The Deputy Director for Post Wildfire Recovery provides ground support to BIA Agencies and Tribes to address fire recovery needs. In her new position, Juliette will assist the National BAER Director, Darryl Martinez, with evaluating and developing interagency program policy and management alternatives, implementation monitoring, national reporting, and identification of program successes and opportunities.
Juliette came to the Branch from Fort Apache Agency in Arizona where she began her career with the Bureau of Indian Affairs serving as the Environmental Protection Specialist. After just a few months working in the position, the Wallow Wildfire ignited on May 29, 2011. That wildfire, Arizona’s largest in history, measured over 733 square miles and required all hands to assess. During the five-week event, the National Interagency Burned Area Emergency Response (BAER) Team absorbed Juliette’s knowledge, and in the process, introduced her to the Post Wildfire Recovery Program.
Wildfires can cause complex problems, from severe loss of vegetation and soil erosion, to a decrease in water quality and possible flash flooding. The Burned Area Emergency Response Program addresses stabilization and rehabilitation of these and other post wildfire problems in order to protect public safety, prevent further degradation of the landscape and to mitigate post-fire damages to cultural resources.

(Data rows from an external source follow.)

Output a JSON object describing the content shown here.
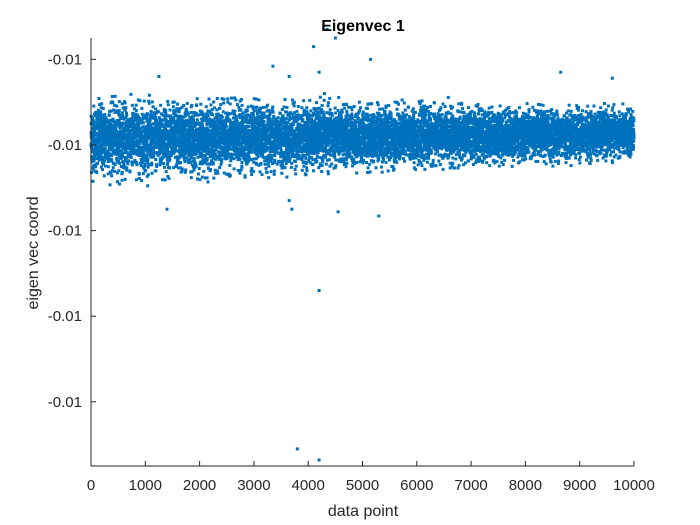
{
  "chart_data": {
    "type": "scatter",
    "title": "Eigenvec 1",
    "xlabel": "data point",
    "ylabel": "eigen vec coord",
    "xlim": [
      0,
      10000
    ],
    "ylim": [
      -0.01425,
      -0.00925
    ],
    "x_ticks": [
      0,
      1000,
      2000,
      3000,
      4000,
      5000,
      6000,
      7000,
      8000,
      9000,
      10000
    ],
    "x_tick_labels": [
      "0",
      "1000",
      "2000",
      "3000",
      "4000",
      "5000",
      "6000",
      "7000",
      "8000",
      "9000",
      "10000"
    ],
    "y_ticks": [
      -0.0095,
      -0.0105,
      -0.0115,
      -0.0125,
      -0.0135
    ],
    "y_tick_labels": [
      "-0.01",
      "-0.01",
      "-0.01",
      "-0.01",
      "-0.01"
    ],
    "grid": false,
    "marker_color": "#0072BD",
    "n_points": 10000,
    "band": {
      "center_start": -0.01043,
      "center_end": -0.01037,
      "spread_start": 0.00019,
      "spread_end": 0.00012
    },
    "outliers": [
      {
        "x": 4100,
        "y": -0.00935
      },
      {
        "x": 4350,
        "y": -0.00915
      },
      {
        "x": 4500,
        "y": -0.00925
      },
      {
        "x": 5150,
        "y": -0.0095
      },
      {
        "x": 3350,
        "y": -0.00958
      },
      {
        "x": 3650,
        "y": -0.0097
      },
      {
        "x": 4200,
        "y": -0.00965
      },
      {
        "x": 8650,
        "y": -0.00965
      },
      {
        "x": 1250,
        "y": -0.0097
      },
      {
        "x": 9600,
        "y": -0.00972
      },
      {
        "x": 4300,
        "y": -0.0099
      },
      {
        "x": 3650,
        "y": -0.01115
      },
      {
        "x": 3700,
        "y": -0.01125
      },
      {
        "x": 1400,
        "y": -0.01125
      },
      {
        "x": 4550,
        "y": -0.01128
      },
      {
        "x": 5300,
        "y": -0.01133
      },
      {
        "x": 4200,
        "y": -0.0122
      },
      {
        "x": 3800,
        "y": -0.01405
      },
      {
        "x": 4200,
        "y": -0.01418
      }
    ]
  }
}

Since the Wallow Fire, Juliette has experienced numerous assignments across the country and served in various roles on Interagency BAER Teams including environmental compliance specialist, documentation and most recently as team leader. She has also guided implementation activities for emergency stabilization and rehabilitation projects at Fort Apache and assisted the fire management division with serving as an agency representative and as a resource advisor.

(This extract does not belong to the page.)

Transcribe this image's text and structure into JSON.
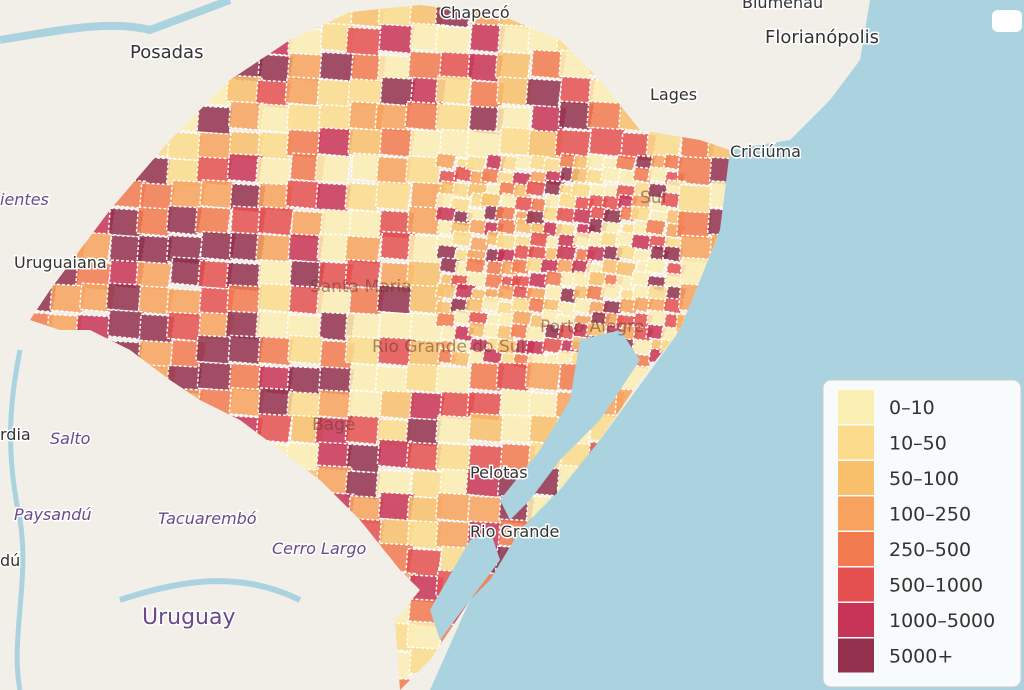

Prior to federal service, Juliette worked for Tribal environmental programs in Nevada and California. After graduation from college she was employed by the Reno-Sparks Indian Colony where she helped the Tribe establish its air quality monitoring program. From there she briefly served as Director of Development and Special Projects for the High Sierra Energy Foundation in Mammoth Lakes, California before committing herself full-time as a water quality specialist for the Bishop Paiute Tribe. She helped the Tribe attain Treatment as a State Status and assert their sovereignty through creation of their own water quality standards for their trust lands.
After several years in California, Juliette decided to further her dedication to serving Tribes and accepted the environmental protection specialist position with Fort Apache Agency.
Relocating to Fort Apache offered her a new experience in the Tribal environmental field and an opportunity to return to Arizona and be closer to home. She is very excited about her new position and looks forward to serving Indian Country on a national scale.
Juliette is Hopi from the village of Hotevilla and an alumni of Stanford University where she received a B.S. and M.S. in Earth Systems. She is mom to elementary school-age son and daughter who teach her discipline, humility and patience.